Norway
Norway exhibits resource storage like a hibernating bear: $1.9T sovereign wealth fund (2025) equals 1.5% of global listed equity, generating more income than oil extraction itself.
Norway solved the resource curse by treating oil wealth like a hibernating bear treats summer abundance: storing everything for future survival rather than consuming it immediately. The Government Pension Fund Global—commonly called the Oil Fund—reached $1.9 trillion by June 2025, equal to 1.5% of all listed companies worldwide and over $340,000 per Norwegian citizen. In 2024 alone, the fund earned a record $222 billion profit (13% return), primarily from US technology stocks that now dominate its top holdings: Apple, Microsoft, Nvidia.

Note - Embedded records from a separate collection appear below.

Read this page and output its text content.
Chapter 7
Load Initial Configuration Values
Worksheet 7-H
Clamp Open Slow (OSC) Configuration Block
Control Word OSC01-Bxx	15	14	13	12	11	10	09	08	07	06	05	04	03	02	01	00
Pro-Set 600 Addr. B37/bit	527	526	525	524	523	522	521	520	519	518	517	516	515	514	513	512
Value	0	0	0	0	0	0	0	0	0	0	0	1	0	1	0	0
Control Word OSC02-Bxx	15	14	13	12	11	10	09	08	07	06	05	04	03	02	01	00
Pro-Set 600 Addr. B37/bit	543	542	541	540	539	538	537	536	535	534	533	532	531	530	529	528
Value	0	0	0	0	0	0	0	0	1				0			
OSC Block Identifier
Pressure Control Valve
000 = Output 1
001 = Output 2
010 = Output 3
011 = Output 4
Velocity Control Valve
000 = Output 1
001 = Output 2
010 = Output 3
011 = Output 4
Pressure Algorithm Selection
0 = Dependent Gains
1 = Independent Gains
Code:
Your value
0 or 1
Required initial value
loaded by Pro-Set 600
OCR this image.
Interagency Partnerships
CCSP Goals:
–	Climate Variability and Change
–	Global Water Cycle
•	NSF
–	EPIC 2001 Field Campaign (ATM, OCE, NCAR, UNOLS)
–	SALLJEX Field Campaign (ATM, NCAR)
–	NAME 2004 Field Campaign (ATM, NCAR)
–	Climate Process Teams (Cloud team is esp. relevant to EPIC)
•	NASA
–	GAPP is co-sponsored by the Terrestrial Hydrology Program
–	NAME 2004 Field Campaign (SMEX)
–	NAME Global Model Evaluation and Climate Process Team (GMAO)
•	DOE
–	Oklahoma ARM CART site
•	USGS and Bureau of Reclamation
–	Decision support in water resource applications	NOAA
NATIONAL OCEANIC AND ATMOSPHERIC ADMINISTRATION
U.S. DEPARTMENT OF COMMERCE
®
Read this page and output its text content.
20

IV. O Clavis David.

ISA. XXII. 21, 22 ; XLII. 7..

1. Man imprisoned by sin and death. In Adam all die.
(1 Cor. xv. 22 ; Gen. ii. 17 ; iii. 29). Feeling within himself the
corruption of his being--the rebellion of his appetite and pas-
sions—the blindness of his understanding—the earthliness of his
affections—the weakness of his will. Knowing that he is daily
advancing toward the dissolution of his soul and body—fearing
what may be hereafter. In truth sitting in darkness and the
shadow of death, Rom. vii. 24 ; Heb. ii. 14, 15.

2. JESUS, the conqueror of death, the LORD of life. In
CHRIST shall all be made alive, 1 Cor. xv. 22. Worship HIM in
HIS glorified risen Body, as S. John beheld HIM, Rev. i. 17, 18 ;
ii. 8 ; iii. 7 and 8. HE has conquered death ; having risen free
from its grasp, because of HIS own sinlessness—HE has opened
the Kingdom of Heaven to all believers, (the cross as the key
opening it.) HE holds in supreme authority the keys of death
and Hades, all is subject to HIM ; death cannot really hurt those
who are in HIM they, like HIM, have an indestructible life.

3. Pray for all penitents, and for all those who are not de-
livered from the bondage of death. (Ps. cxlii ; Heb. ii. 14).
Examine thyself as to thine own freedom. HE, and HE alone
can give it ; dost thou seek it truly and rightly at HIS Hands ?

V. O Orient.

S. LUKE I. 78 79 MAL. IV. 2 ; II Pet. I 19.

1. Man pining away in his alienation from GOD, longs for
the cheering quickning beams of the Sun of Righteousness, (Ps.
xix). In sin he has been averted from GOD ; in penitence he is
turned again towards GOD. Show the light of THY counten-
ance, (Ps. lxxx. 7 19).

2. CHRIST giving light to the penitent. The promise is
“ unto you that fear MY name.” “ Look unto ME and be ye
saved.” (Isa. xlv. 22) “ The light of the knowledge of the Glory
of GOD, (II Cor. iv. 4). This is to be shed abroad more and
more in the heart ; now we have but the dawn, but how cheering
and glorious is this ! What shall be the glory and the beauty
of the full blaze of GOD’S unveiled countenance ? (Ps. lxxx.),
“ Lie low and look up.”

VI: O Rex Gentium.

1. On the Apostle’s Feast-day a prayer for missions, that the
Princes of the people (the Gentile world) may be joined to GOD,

The fund's governance resembles biological immune systems, with mechanisms for excluding harmful elements. By end of 2024, 67 companies had been dropped for conduct violations (including Adani Ports), and 104 more for prohibited products like tobacco, coal, and cannabis. In August 2025, the fund terminated Israeli asset managers and divested related holdings. This ethical filtering is possible because the fund generates more income than oil production itself—transfers now fund 20-25% of Norway's national budget.
Yet the system faces evolutionary pressure. Q1 2025 brought a $40 billion loss (0.6%) as Trump tariffs roiled markets, sparking debate about protecting the fund from geopolitical volatility. Oil and gas revenues are projected at NOK 656 billion for 2025, down NOK 46 billion from 2024. Norway's 5.6 million people must navigate a paradox: the fund's success came from hydrocarbons, yet climate transition threatens both future extraction and the carbon-intensive investments that generated historic returns. Like an organism that evolved perfectly for conditions now changing, Norway must adapt or find its advantages becoming vulnerabilities.